Incus DE experience

Incus is a hypervisor platform that unifies the management of containers and virtual machines. Incus provides general facilities that can be used in useful ways by different consumers of the software.

About twenty years ago when there was interest to have some kernel support for something that would become what we know now as Linux containers. One option was to create some sort of subsystem for Linux containers. The kernel developers were against this, because a dedicated such subsystem is generally complicated, and if the container fad does not work out, then you are stuck in maintaining a whole subsystem. What really happened, and it is good design practice, is to add primitives to the Linux kernel ( namespaces, cgroups, etc) that can be used to build Linux containers. In a way, that subsystem would now be running in user-space.

By following the same design pattern, Incus has the facilities that are required to implement many things, even things not envisioned in the early days. As far as I know, there is nothing fundamental missing on the part of Incus to have a Desktop Environment experience.

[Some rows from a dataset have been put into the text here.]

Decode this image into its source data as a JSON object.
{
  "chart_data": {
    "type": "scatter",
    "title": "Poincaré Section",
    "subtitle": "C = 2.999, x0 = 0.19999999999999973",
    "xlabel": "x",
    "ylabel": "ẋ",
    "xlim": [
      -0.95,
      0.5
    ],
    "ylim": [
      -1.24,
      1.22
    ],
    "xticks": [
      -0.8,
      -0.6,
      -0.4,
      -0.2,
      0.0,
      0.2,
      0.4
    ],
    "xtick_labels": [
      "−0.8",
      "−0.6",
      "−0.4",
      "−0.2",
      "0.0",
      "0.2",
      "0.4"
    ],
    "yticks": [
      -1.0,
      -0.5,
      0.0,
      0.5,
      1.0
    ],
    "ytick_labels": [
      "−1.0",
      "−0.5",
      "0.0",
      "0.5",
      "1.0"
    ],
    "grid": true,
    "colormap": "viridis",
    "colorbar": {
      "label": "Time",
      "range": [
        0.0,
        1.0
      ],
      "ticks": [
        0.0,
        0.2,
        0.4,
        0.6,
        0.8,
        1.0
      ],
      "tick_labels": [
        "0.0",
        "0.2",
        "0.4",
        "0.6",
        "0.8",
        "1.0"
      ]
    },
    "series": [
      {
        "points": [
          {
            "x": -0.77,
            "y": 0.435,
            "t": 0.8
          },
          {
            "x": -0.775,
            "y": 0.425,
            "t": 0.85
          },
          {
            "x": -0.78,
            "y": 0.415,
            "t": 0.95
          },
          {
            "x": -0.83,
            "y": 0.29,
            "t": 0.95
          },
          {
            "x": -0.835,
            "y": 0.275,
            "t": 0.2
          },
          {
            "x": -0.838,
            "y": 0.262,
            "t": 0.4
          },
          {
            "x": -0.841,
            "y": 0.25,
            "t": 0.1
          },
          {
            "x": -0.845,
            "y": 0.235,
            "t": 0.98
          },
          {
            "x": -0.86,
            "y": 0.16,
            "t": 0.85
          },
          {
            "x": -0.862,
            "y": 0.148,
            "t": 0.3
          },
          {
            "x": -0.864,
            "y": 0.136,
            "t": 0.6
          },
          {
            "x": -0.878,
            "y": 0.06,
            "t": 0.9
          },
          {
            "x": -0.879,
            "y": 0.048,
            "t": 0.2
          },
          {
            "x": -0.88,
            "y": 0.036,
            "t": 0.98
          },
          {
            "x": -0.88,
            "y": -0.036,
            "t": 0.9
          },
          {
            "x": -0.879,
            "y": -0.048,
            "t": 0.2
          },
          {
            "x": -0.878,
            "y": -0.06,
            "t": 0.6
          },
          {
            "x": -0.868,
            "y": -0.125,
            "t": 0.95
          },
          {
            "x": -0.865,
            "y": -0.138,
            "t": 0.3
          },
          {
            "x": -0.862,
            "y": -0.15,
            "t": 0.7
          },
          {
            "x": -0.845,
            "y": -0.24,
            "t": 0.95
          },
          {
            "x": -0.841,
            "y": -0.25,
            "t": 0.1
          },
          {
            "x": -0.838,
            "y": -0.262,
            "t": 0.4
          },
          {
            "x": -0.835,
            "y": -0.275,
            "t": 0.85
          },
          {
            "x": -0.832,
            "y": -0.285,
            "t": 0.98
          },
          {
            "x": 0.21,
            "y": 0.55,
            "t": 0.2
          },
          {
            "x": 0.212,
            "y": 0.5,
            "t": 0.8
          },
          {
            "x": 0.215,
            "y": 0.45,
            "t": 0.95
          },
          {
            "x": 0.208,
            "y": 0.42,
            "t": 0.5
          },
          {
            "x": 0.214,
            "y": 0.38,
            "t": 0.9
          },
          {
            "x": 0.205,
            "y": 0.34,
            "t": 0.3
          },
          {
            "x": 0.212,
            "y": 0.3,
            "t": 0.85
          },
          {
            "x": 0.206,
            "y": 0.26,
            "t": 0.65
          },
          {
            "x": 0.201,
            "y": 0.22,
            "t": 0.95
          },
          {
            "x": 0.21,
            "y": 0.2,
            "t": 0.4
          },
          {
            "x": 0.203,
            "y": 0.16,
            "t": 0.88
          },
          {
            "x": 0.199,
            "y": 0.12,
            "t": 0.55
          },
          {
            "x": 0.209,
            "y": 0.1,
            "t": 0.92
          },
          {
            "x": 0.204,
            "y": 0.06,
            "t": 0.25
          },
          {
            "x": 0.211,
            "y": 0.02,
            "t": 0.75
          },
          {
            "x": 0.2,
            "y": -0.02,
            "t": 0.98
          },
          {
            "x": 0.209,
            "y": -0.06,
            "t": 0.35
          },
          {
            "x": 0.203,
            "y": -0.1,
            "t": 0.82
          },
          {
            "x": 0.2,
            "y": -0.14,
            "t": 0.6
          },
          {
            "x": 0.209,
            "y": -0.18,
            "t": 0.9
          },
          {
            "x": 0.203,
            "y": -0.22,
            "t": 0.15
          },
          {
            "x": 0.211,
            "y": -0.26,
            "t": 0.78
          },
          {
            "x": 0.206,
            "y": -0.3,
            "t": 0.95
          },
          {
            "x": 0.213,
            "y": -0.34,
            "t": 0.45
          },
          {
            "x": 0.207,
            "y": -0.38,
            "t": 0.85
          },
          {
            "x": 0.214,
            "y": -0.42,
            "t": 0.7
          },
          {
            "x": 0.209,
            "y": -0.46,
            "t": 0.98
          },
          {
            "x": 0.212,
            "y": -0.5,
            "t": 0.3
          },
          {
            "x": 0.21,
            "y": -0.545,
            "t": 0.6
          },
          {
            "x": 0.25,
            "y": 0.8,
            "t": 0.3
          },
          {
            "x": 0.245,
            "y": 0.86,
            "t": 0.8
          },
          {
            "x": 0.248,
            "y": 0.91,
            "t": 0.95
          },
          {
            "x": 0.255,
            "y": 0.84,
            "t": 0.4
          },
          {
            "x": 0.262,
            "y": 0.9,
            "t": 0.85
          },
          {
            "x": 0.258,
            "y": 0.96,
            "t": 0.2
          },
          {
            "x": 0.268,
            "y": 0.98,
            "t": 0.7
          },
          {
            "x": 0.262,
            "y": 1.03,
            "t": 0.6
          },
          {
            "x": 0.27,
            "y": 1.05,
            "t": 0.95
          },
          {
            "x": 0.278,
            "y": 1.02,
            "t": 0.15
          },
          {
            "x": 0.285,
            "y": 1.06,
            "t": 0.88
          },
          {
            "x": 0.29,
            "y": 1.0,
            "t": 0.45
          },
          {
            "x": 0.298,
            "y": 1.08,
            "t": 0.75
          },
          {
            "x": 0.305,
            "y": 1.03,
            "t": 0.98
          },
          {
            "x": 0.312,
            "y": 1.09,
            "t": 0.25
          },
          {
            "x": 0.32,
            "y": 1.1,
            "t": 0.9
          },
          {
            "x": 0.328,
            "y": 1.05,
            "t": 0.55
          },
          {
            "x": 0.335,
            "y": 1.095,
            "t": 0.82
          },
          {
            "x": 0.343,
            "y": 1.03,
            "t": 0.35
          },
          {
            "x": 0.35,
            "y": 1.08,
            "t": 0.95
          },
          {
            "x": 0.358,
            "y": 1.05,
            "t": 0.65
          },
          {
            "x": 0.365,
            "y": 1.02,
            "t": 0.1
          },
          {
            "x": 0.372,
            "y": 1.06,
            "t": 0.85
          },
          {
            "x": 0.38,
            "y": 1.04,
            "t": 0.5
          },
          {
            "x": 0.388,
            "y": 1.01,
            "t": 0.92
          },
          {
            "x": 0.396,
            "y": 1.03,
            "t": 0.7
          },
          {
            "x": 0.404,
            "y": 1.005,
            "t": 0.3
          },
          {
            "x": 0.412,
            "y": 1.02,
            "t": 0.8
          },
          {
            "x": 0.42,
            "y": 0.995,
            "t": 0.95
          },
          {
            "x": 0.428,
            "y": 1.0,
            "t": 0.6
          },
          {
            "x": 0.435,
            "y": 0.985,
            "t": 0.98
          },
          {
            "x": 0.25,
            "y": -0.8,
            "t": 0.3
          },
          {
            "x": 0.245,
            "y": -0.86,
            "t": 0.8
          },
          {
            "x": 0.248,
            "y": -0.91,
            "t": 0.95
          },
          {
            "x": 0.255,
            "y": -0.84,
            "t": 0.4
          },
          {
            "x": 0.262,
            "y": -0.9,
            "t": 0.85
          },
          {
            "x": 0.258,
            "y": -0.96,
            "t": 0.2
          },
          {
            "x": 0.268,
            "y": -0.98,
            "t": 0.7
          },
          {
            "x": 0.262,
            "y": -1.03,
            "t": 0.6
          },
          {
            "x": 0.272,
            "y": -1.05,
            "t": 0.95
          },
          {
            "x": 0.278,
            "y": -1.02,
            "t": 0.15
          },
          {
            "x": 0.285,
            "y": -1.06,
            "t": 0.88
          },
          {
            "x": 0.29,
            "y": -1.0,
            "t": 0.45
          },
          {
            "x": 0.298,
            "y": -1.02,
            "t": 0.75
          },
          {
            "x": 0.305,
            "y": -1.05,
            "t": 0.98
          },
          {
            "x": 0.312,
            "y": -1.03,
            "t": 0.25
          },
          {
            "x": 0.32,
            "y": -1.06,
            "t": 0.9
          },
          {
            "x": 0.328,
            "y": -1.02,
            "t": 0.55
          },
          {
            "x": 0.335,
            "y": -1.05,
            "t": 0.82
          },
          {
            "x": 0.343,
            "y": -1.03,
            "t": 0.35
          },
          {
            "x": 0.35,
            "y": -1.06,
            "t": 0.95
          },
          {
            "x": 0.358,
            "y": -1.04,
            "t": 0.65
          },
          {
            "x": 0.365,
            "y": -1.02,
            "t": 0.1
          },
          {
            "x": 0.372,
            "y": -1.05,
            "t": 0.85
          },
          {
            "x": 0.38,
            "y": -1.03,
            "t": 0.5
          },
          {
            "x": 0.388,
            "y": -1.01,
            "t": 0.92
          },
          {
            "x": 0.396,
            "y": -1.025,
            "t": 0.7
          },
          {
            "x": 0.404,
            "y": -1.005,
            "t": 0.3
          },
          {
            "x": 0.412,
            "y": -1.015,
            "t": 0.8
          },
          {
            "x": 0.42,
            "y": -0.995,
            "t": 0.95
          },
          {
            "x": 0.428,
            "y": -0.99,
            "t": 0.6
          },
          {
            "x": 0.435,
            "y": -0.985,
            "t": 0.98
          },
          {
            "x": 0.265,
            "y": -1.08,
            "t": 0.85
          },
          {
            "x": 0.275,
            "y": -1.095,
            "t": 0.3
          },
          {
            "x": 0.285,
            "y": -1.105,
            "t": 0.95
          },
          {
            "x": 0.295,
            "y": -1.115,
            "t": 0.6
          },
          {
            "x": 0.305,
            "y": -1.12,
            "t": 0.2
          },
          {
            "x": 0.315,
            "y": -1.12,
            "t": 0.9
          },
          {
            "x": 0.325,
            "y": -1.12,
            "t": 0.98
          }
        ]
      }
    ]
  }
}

There are ways to run individual GUI applications in a system container and get the output on the host’s desktop. In some cases it may not be that seamless, but that’s up to us to figure out what is needed to make it seamless.

There are also ways to run a Desktop Environment in a system container and a virtual machine. The latter is more straightforward, and any performance issues have to do with external-to-Incus matters. In a VM you either use a dedicated GPU, or you use some other software that sends the output to the host’s GPU (Xspice).

Running a Desktop Environment in a system container looks promising to me. @tarruda wrote the tutorial and I got it working in Incus. The Linux distribution runtimes that are used to generate the system container images, use stock packages. Those packages do not work as is, when they are running inside a system container. They require tiny changes that have not been upstreamed yet. If those changes get upstreamed, then it would be possible to use stock container images to launch desktop environments. Failing that, it’s just an issue of creating another Incus remote that will have such ready-made container images (created manually).